Her husband died in a bomb blast in Saudi in 1985

The Kerala High Court on Monday directed the Union Ministry of Overseas Indian Affairs to pay compensation to a woman whose husband died in a bomb blast in Saudi Arabia in May 1985.

Justice B.P. Ray also called upon Chief Minister Oommen Chandy to take steps to provide ‘help’ to the petitioner from the Chief Minister’s relief fund.

The Judge issued the directive on a petition filed by Margaret D’cruz, wife of Wilfred D’cruz of Kochi.

The court ordered that the entire exercise of awarding compensation should be completed in three weeks. The court expressed hope that the Union Ministry would take steps to award compensation, considering the fate of the petitioner who had been pursuing litigation since 1997.

The court pointed out that there had been efforts by the Ministry of External Affairs to have a settlement with the Saudi government on payment of compensation to the petitioner. Since the Centre was satisfied with the claims of the petitioner and if there was a positive view on part of the Union government, the petitioner could be compensated.

It had been brought to the notice of the court that the Ministry of Overseas Indian Affairs had made provisions to compensate ‘deserted wives.’ In the present case, the husband of the petitioner had died in a terrorist attack in Saudi Arabia. Desertion had been defined as a voluntary act of a husband in deserting his wife. The petitioner had been a victim of a bomb blast. The Ministry could modify or extend the definition of deserted wife to include ‘involuntary desertion’ as well, the court said.

The Additional Solicitor General, who appeared for the Union government, also submitted that the State received around Rs.35 crore per year as remittance from non-resident Keralites working in Gulf countries. Therefore, the court was of the considered view that it was the responsibility of the State government to compensate the litigants in such type of cases.

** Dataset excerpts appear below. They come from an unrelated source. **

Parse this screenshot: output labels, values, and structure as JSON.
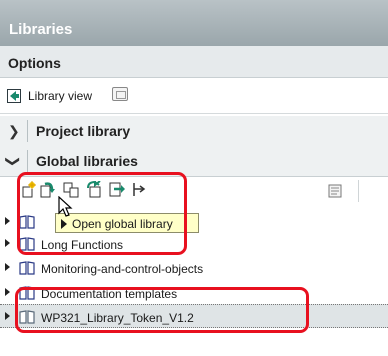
{
  "window": {
    "title": "Libraries"
  },
  "options": {
    "title": "Options"
  },
  "library_view": {
    "label": "Library view",
    "icon": "library-view-icon"
  },
  "sections": {
    "project_library": {
      "label": "Project library",
      "expanded": false
    },
    "global_libraries": {
      "label": "Global libraries",
      "expanded": true
    }
  },
  "toolbar": {
    "buttons": [
      {
        "name": "new-global-library-button",
        "icon": "new-library-icon"
      },
      {
        "name": "open-global-library-button",
        "icon": "open-library-icon"
      },
      {
        "name": "copy-library-button",
        "icon": "copy-icon"
      },
      {
        "name": "update-library-button",
        "icon": "update-icon"
      },
      {
        "name": "export-library-button",
        "icon": "export-icon"
      },
      {
        "name": "close-library-button",
        "icon": "close-library-icon"
      }
    ],
    "tooltip": "Open global library"
  },
  "tree": {
    "items": [
      {
        "label": ""
      },
      {
        "label": "Long Functions"
      },
      {
        "label": "Monitoring-and-control-objects"
      },
      {
        "label": "Documentation templates"
      },
      {
        "label": "WP321_Library_Token_V1.2"
      }
    ]
  },
  "colors": {
    "accent": "#198a6c",
    "highlight": "#e8101f",
    "tooltip_bg": "#ffffc8"
  }
}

The petitioner sought a directive to the Centre to move an application in the International Court of Justice seeking a directive to Saudi Arabia to pay her a compensation of Rs.10 lakh. Saudi Arabia had refused to grant her any compensation on the ground that as per the laws, the Saudi government could not pay compensation unless the accused in the blast was traced and arrested. She also contended that as the Saudi government had not given any compensation, the Union government was bound to pay her compensation.